De acordo com o mesmo jornal, as autoridades não acreditaram na versão apresentada pelo gestor a 7 de janeiro, quando deu entrada no hospital do Litoral Alentejano.
À Polícia Judiciária, Nuno Ribeiro da Cunha disse que tinha tentado suicidar-se, na casa de férias de Vila Mova de Milfontes, mas a versão apresentava falhas: haveria suspeitas de agressão anterior, indiciando a presença de terceiros.

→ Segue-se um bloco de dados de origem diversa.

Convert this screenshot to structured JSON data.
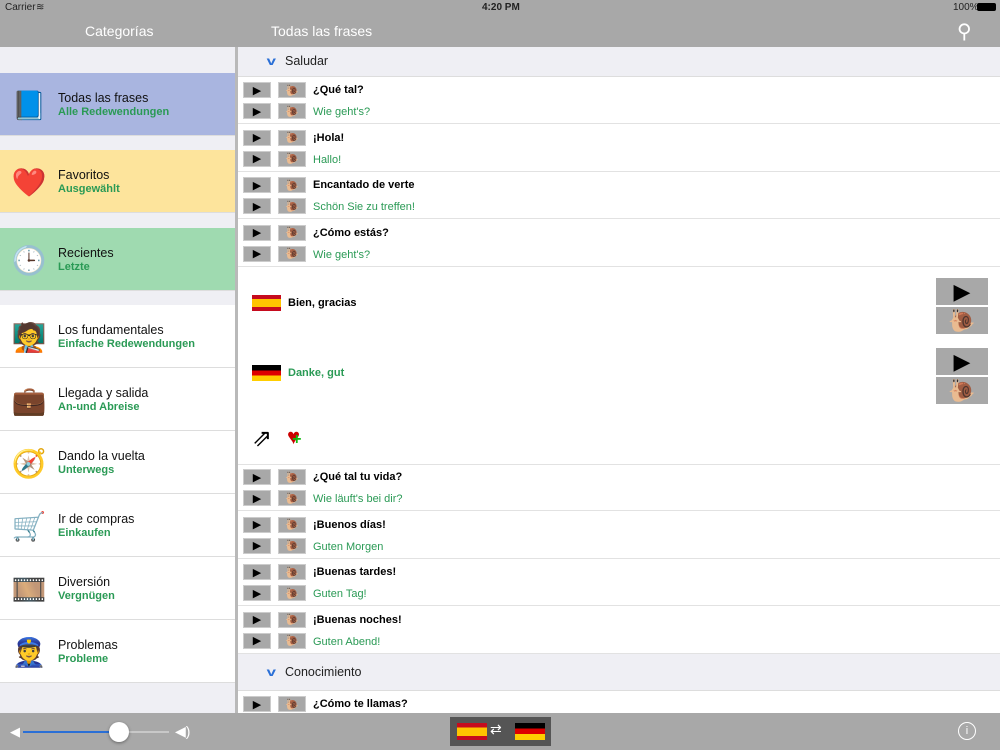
{
  "status": {
    "carrier": "Carrier",
    "time": "4:20 PM",
    "battery": "100%"
  },
  "nav": {
    "left_title": "Categorías",
    "right_title": "Todas las frases"
  },
  "categories": [
    {
      "title": "Todas las frases",
      "subtitle": "Alle Redewendungen",
      "icon": "book-icon",
      "color": "#a9b5e0"
    },
    {
      "title": "Favoritos",
      "subtitle": "Ausgewählt",
      "icon": "heart-icon",
      "color": "#fde49c"
    },
    {
      "title": "Recientes",
      "subtitle": "Letzte",
      "icon": "clock-icon",
      "color": "#9fdab0"
    },
    {
      "title": "Los fundamentales",
      "subtitle": "Einfache Redewendungen",
      "icon": "chalkboard-icon",
      "color": "#ffffff"
    },
    {
      "title": "Llegada y salida",
      "subtitle": "An-und Abreise",
      "icon": "suitcase-icon",
      "color": "#ffffff"
    },
    {
      "title": "Dando la vuelta",
      "subtitle": "Unterwegs",
      "icon": "compass-icon",
      "color": "#ffffff"
    },
    {
      "title": "Ir de compras",
      "subtitle": "Einkaufen",
      "icon": "cart-icon",
      "color": "#ffffff"
    },
    {
      "title": "Diversión",
      "subtitle": "Vergnügen",
      "icon": "film-icon",
      "color": "#ffffff"
    },
    {
      "title": "Problemas",
      "subtitle": "Probleme",
      "icon": "police-hat-icon",
      "color": "#ffffff"
    }
  ],
  "sections": [
    {
      "title": "Saludar",
      "rows": [
        {
          "es": "¿Qué tal?",
          "de": "Wie geht's?"
        },
        {
          "es": "¡Hola!",
          "de": "Hallo!"
        },
        {
          "es": "Encantado de verte",
          "de": "Schön Sie zu treffen!"
        },
        {
          "es": "¿Cómo estás?",
          "de": "Wie geht's?"
        }
      ]
    },
    {
      "title": "Conocimiento",
      "rows": [
        {
          "es": "¿Cómo te llamas?",
          "de": ""
        }
      ]
    }
  ],
  "expanded": {
    "es": "Bien, gracias",
    "de": "Danke, gut"
  },
  "rows_after": [
    {
      "es": "¿Qué tal tu vida?",
      "de": "Wie läuft's bei dir?"
    },
    {
      "es": "¡Buenos días!",
      "de": "Guten Morgen"
    },
    {
      "es": "¡Buenas tardes!",
      "de": "Guten Tag!"
    },
    {
      "es": "¡Buenas noches!",
      "de": "Guten Abend!"
    }
  ],
  "volume": 0.66
}
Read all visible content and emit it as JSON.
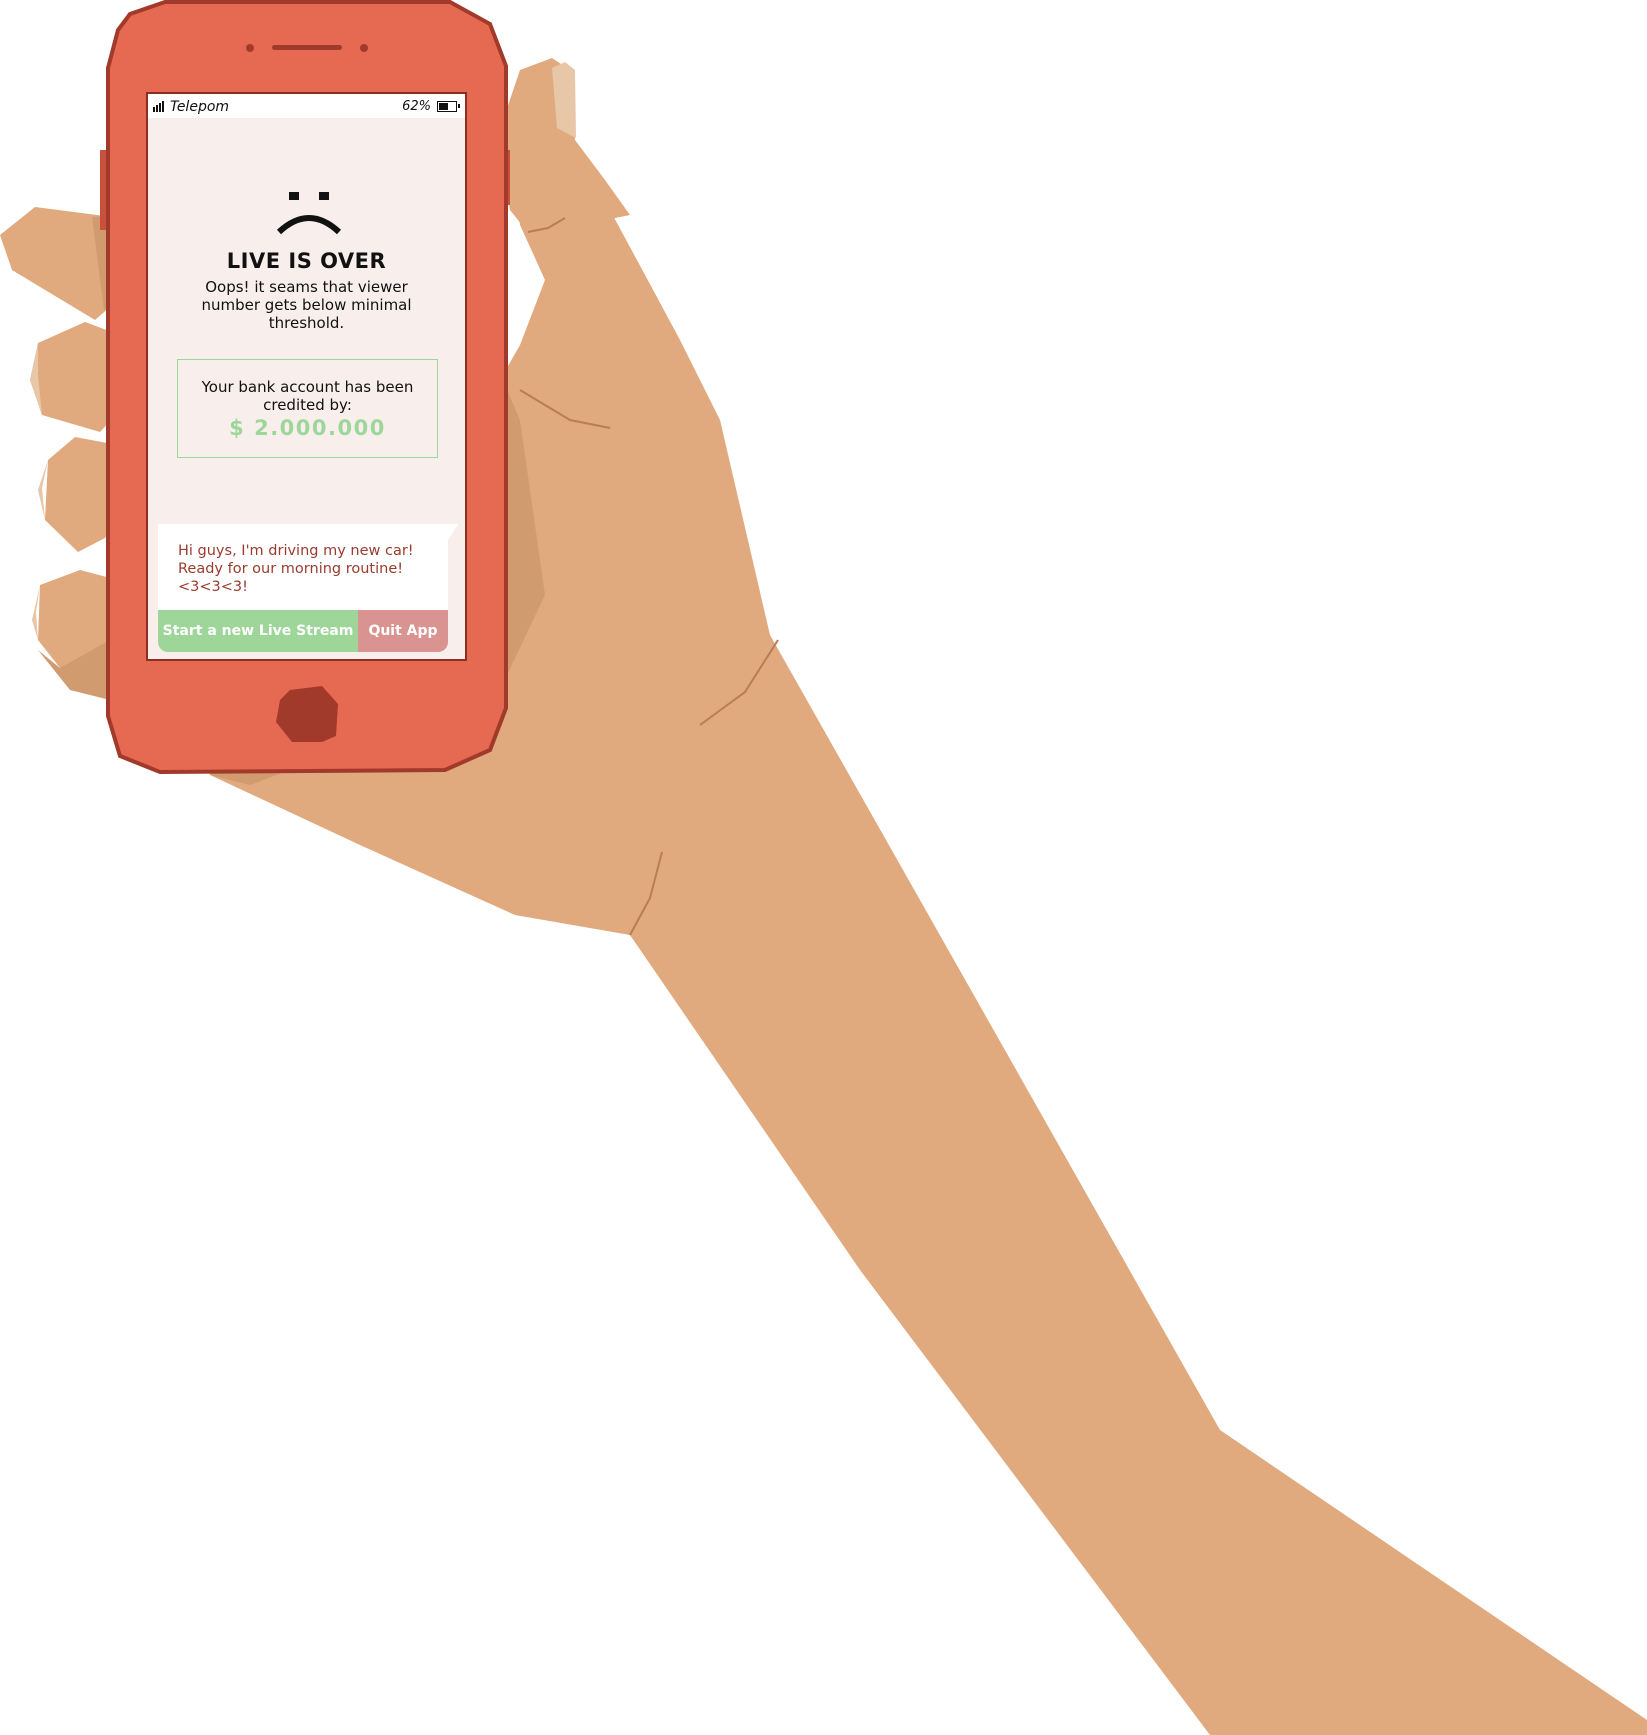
{
  "colors": {
    "skin": "#e0aa7e",
    "skin_shadow": "#d19b70",
    "skin_crease": "#b97e4f",
    "phone_body": "#e66951",
    "phone_outline": "#a13a2a",
    "screen_bg": "#f8efed",
    "accent_green": "#9ed69a",
    "accent_red": "#d99391",
    "chat_text": "#9a3c2c"
  },
  "status_bar": {
    "carrier": "Telepom",
    "battery_percent": "62%",
    "battery_level": 0.62,
    "signal_icon": "signal-bars-icon",
    "battery_icon": "battery-icon"
  },
  "screen": {
    "face_icon": "sad-face-icon",
    "title": "LIVE IS OVER",
    "message": "Oops! it seams that viewer number gets below minimal threshold.",
    "credit": {
      "label": "Your bank account has been credited by:",
      "amount": "$ 2.000.000"
    },
    "chat": {
      "text": "Hi guys, I'm driving my new car! Ready for our morning routine! <3<3<3!"
    },
    "buttons": {
      "start_label": "Start a new Live Stream",
      "quit_label": "Quit App"
    }
  }
}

Se é verdade que para a PJ não há dúvidas de que na quarta-feira à noite Nuno Ribeiro da Cunha, de 45 anos, se suicidou, parece também certo que não aguentou a pressão.
O gestor soube nos primeiros dias de janeiro que seriam conhecidas as transferências bancárias que autorizou da conta da Sonangol para o Dubai – foi contactado pelos jornalistas do Luanda Leaks – e desde essa altura deu mostras de desconforto.
A PJ quer agora saber se nesse período de tempo foi vítima de ameaças. As mensagens, que terão sido apagadas, poderão ser recuperadas, tais como outras informações sensíveis. A investigação está longe de encerrada.
Recorde-se que o gestor privado de Isabel dos Santos foi constituído arguido em Angola precisamente no dia em que se suicidou, na garagem da sua casa.